In many situations, the documents you are processing contain far more information than the part you are interested in. Consider these examples:
- a PDF produced by a flat-bed scanner; each PDF page is actually many documents strewn about the scanner glass
- a 400-page report; each page contains a header and footer that needs removing so that they aren't mistaken for the text body
- a newspaper website whose main content is cluttered with advertising and navigational elements
- a PDF containing the paystub of everyone in your department; each page is really a completely separate record
If your input documents are complex in these ways, you may need to perform segmentation. Segmentation is the process of cutting up a document into pieces so that you can use those pieces separately (or throw some away).
How you approach segmentation will fall into one of three buckets.
Case 1: It doesn't matter
Perhaps you are only trying to classify the document type. Or extract key names and fields mentioned in a document. You might be able to ignore extra information in the document entirely.
You're in this category if the following conditions hold true:
- You're not concerned with "competing information"
Competing information is when your input contains multiple alternative options that will compete for the output of your model. For example, a PDF might contain multiple pages with paystubs on them — how would your model know which one to use?
- You're not concerned with "junk information"
Junk information is extraneous content that might be mixed in with your model output. For example, a page header in a multi-page PDF might fall right in the middle of a paragraph you are seeking to extract.
- You're not concerned with "model input overflow"
Some models can only accept inputs of a certain size. That might be a single page image, or a character limit on text. If your documents are larger than the input capacity of your model, then you'll need some strategy for segmenting and extracting a smaller region of the document.
Case 2: It matters, but the model will handle it
Some models can essentially segment and extract at the same time. The team responsible for your model will know if this is the case, but in general it will fall into one of these two categories.
- The model is spatially aware
There are ways to make a model spatially aware in both the image and text domains.
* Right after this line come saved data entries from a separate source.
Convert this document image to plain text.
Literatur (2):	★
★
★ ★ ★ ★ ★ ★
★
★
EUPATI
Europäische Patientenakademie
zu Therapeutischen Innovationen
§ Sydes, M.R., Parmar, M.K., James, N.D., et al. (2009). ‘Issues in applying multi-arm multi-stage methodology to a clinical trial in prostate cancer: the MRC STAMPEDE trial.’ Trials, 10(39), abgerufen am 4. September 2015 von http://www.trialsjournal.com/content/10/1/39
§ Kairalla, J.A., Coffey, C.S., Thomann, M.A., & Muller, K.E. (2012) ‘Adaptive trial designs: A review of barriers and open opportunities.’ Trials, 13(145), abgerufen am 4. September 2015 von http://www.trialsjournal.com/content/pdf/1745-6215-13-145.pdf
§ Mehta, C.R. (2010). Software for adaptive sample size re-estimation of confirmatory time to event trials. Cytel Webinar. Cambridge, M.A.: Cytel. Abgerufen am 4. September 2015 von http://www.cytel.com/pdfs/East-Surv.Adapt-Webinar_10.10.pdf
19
This is akin to adding another dimension to the words on the page — a dimension that can help the model meaningfully group and filter words based on where they occur. For example, the text "John Doe," which might otherwise only be seen as a name, could be identified specifically as the recipient of an invoice because it was located in the region of the document the model interprets as the address block for the recipient.
- The model is discursively aware
This is the same as spatial awareness, but "space" in this case is the semantics of the document's content, not the layout of the document's pages. For example, newer deep learning models have what is called "multi-head attention" mechanisms, which allow them to keep tabs on the fact that the text "John Doe" is not just occurring in any paragraph, but specifically a paragraph in the section of a document about board members.
Case 3: It matters, and the pipeline should handle it
If the first two cases don't apply, you will need your pipeline to perform some level of segmentation for you. And even if Case 2 applies, you may still want the pipeline to segment to some degree. Here are three scenarios that would place you clearly in Case 3:
- A single "input document" contains multiple "output documents"
Perhaps each input file is an archival PDF containing the receipts for every business trip an employee went on last year, but your model is a receipt data extractor. You'll need the pipeline to split this input file by receipt and provide each to the model separately.
- Regions of the input document are mapped to different models
Perhaps your pipeline accepts account opening requests, but each request is a combination of multiple documents concatenated into the same PDF. You may need your pipeline to split the input file for delivery across different document-specific models.
- You want to apply hard-coded rules/policies in addition to a model's learned segmentation
Even if your model learns to segment and extract at the same time, you may still want to apply hard coded segmentation rules for business reasons. Perhaps you want to redact every page with certain types of information on them, or route a very specific set of documents to a human-only team.